Over the years, my apartment has become the surgical recovery center for my healthy but occasionally unlucky offspring. From broken bones to an appendix that blew at the height of the pandemic, injuries have mended during extended stints on my living room sofa. Once pain management kicks in, I enjoy having my children around again without the need for restaurant reservations, Christmas trees or birthday cakes. It was the same during the years my children were on the co-op contact list, when I used not-too-sick days to steal them away at uncrowded times to climb to the top of the Statue of Liberty, or to wander around Christo’s “Gates” in Central Park or to take in a midday movie.

 

The most recent check-in, needing to recuperate from knee surgery, arrived last spring when pundits were forecasting a return to the lawless mayhem of New York in the ’70s and ’80s — what I refer to as “the time of my life.” To prove the point, I streamed for my patient some of the less murderous movies of the era, such as “Desperately Seeking Susan,” “Working Girl” and “Bright Lights, Big City.” While the living room film festival revealed the theme of my Long Island youth — that real life begins when you make your way to The City — watching the movies again I realized that somewhere in the background of each Lower Manhattan scene was an old storage building in a rickety neighborhood that was becoming the co-op I would later call my home. 

 

Bridging the Gap

It’s the same building that continues to embrace its children — those in residence and those who’ve moved on. Recently, on one of those days when my daughter’s recovery took a giant step backwards, my super spotted her clomping slowly and painfully up the delivery entrance ramp. Although my daughter didn’t grow up with this super, the two of them got to know each other during her stay, sharing post-op tales and tips. As we reached the lobby, my super ducked into his office and emerged holding something wrapped in white deli paper.

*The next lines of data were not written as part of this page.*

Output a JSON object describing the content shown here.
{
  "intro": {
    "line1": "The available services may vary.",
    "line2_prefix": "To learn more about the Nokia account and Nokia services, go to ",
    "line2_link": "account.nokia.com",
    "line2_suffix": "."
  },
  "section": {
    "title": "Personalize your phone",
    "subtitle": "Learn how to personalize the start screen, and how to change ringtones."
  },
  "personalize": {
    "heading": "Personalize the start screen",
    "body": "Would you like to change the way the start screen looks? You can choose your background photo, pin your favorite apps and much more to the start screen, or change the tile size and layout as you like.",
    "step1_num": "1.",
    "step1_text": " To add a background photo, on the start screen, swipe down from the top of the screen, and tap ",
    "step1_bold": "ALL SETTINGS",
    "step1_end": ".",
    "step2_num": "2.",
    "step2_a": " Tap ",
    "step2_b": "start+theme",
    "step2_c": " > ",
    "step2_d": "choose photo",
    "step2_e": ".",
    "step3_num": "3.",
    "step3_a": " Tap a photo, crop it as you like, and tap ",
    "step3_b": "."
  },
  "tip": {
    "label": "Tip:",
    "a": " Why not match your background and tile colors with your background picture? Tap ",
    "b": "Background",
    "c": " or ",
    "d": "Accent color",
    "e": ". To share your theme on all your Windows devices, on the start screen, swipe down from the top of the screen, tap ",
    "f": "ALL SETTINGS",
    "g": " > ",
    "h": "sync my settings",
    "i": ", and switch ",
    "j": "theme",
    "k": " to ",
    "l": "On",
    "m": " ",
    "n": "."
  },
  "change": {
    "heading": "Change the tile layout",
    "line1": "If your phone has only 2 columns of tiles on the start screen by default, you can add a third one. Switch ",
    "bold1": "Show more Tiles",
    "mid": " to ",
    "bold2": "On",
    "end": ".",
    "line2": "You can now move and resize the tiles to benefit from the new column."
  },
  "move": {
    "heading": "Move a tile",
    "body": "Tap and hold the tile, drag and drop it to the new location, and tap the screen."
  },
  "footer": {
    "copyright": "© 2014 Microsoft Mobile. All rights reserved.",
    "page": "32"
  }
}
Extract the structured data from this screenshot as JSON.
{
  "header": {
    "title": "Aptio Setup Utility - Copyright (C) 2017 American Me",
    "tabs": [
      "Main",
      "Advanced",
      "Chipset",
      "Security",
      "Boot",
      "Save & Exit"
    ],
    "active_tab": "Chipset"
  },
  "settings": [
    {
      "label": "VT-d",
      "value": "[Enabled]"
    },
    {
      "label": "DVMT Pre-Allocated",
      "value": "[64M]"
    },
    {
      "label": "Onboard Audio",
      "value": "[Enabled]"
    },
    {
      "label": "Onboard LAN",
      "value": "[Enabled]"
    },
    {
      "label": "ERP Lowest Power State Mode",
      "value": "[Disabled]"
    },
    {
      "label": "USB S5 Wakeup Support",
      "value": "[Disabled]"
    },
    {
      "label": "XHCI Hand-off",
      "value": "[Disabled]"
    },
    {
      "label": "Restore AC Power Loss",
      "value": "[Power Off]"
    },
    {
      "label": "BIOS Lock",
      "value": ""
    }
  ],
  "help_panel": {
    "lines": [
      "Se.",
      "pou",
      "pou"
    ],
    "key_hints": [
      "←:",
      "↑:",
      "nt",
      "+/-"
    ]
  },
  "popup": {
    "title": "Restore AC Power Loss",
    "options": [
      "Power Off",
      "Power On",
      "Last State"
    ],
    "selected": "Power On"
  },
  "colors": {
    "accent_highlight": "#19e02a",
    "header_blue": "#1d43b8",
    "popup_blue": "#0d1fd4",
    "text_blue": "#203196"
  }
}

“Here,” he said, “this is going to make you feel better.” He pulled apart the edges of the paper to reveal the treat within. “I just bought this. It’s the best ham in the city.”

We hand-sanitized and politely took a slice. And another. And then another. Who knew that a sliced ham, offered with kindness, had healing powers? My daughter rode up the still-wonky elevator to the apartment, feeling like she was still part of the community and, except for her knee, feeling a whole lot better.